Cuando entramos en Valdepeñas el espectáculo de la población era horroroso… La calle Real, que es la más grande de aquella villa y, como si dijéramos, la columna vertebral que sirve a las otras de engaste y punto de partida, estaba materialmente cubierta de jinetes franceses y de caballos. Aunque la mayor parte eran cadáveres, había muchos gravemente heridos, que pugnaban por levantarse; pero clavándose de nuevo en las agudas puntas del suelo, volvían a caer. Sabido es que bajo las arenas que artificiosamente cubrían el pavimento de la vía, el suelo estaba erizado de clavos y picos de hierro, de tal modo que la caballería iba tropezando y cayendo conforme entraba, para no levantarse más.

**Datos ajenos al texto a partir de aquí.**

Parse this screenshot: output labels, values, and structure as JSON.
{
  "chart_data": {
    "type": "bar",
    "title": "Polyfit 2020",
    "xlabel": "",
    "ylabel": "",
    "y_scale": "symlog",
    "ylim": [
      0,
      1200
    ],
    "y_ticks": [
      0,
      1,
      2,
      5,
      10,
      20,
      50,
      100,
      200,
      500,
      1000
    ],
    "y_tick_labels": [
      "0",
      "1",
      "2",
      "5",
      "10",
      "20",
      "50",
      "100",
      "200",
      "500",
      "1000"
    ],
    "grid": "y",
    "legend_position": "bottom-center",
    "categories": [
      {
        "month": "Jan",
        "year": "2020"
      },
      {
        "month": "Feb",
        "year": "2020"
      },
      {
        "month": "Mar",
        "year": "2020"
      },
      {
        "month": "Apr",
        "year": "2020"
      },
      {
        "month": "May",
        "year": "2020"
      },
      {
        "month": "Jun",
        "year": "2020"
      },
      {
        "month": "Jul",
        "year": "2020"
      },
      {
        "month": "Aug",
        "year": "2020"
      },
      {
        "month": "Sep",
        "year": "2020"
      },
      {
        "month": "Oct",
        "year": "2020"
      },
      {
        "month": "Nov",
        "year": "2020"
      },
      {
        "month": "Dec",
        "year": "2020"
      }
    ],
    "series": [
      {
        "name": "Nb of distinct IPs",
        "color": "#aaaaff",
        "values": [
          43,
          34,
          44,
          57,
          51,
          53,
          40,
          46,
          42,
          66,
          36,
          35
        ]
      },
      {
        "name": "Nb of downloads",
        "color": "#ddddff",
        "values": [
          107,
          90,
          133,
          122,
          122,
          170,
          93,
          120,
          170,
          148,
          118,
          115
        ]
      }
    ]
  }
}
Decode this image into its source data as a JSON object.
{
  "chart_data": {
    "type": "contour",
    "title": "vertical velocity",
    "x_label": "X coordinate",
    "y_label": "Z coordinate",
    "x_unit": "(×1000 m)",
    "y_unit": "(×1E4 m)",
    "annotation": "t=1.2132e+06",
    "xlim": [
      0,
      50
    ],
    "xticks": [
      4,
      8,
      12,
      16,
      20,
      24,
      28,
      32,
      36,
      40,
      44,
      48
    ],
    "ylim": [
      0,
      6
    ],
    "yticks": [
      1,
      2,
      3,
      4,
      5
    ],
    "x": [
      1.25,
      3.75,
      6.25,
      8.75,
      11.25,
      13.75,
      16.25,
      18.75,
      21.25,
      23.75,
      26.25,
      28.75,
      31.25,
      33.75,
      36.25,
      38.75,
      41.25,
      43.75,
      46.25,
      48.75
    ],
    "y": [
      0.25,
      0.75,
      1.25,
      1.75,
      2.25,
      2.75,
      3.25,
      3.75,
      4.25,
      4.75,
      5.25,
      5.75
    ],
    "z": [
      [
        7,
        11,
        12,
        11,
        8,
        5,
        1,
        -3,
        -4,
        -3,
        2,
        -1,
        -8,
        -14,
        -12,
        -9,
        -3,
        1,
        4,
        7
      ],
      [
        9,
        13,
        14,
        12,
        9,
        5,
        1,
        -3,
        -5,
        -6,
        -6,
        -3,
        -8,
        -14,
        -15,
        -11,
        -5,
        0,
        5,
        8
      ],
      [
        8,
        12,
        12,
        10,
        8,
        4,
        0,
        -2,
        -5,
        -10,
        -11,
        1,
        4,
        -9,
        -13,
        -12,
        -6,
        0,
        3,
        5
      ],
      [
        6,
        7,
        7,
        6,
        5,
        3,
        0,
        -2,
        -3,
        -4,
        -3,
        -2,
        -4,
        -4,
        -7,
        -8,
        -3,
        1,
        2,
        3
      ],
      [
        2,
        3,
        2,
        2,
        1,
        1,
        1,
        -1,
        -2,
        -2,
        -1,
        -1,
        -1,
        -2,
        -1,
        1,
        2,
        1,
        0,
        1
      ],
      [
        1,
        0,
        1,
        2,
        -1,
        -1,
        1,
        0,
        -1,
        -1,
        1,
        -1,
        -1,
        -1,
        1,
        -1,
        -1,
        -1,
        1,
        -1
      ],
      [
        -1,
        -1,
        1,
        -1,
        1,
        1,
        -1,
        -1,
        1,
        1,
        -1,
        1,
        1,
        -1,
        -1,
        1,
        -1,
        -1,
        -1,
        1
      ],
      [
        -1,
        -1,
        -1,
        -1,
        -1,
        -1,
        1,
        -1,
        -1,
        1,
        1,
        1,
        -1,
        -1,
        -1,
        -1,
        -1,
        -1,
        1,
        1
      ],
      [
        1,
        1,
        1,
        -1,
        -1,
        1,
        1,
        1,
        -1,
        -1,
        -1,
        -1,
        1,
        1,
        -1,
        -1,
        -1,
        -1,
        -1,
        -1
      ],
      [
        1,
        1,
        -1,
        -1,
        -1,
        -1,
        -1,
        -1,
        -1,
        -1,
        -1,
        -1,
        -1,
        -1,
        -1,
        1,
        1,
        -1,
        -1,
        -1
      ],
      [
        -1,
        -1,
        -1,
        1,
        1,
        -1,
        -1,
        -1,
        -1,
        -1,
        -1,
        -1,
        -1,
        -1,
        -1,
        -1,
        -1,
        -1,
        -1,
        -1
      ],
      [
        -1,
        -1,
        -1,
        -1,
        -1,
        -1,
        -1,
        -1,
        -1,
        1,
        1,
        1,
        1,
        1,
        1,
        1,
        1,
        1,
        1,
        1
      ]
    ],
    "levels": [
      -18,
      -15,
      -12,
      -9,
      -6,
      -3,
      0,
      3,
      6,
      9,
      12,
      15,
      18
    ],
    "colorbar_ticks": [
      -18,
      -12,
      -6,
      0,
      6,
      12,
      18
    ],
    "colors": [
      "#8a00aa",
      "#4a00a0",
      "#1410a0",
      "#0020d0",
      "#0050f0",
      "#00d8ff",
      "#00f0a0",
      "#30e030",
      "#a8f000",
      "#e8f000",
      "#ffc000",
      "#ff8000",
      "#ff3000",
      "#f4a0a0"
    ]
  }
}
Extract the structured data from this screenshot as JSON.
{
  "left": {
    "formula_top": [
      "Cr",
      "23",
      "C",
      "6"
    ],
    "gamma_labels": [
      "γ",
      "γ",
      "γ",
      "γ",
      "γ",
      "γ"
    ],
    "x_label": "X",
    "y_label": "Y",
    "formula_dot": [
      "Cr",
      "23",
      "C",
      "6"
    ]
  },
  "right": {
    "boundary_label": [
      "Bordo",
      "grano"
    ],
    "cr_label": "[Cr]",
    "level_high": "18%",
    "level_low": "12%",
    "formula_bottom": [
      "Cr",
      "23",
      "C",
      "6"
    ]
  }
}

A la calle se habían arrojado cuantos objetos mortíferos se creyeron convenientes para hostilizar a los dragones, y aun después del combate sucaban la arena pequeños arroyos de agua hirviendo que, mezclada con la sangre, producía sofocante y horrible vapor. En algunas ventanas vimos cadáveres que pendían medio cuerpo fuera y apretando aún en sus crispados dedos el trabuco o la podadera. En el interior de las casas que no eran presas de las llamas, el espectáculo era más lastimoso, porque no sólo los hombres, sino las mujeres y los niños, aparecían cosidos a bayonetazos en las cuevas, y a veces cuando se trataba de entrar en alguna casa a dar auxilio a los heridos que lo habían menester, era preciso salir a toda prisa, abandonándoles a su desgraciada suerte, porque el fuego, no saciado con devorar la habitación cercana, penetraba en aquella con furia irresistible.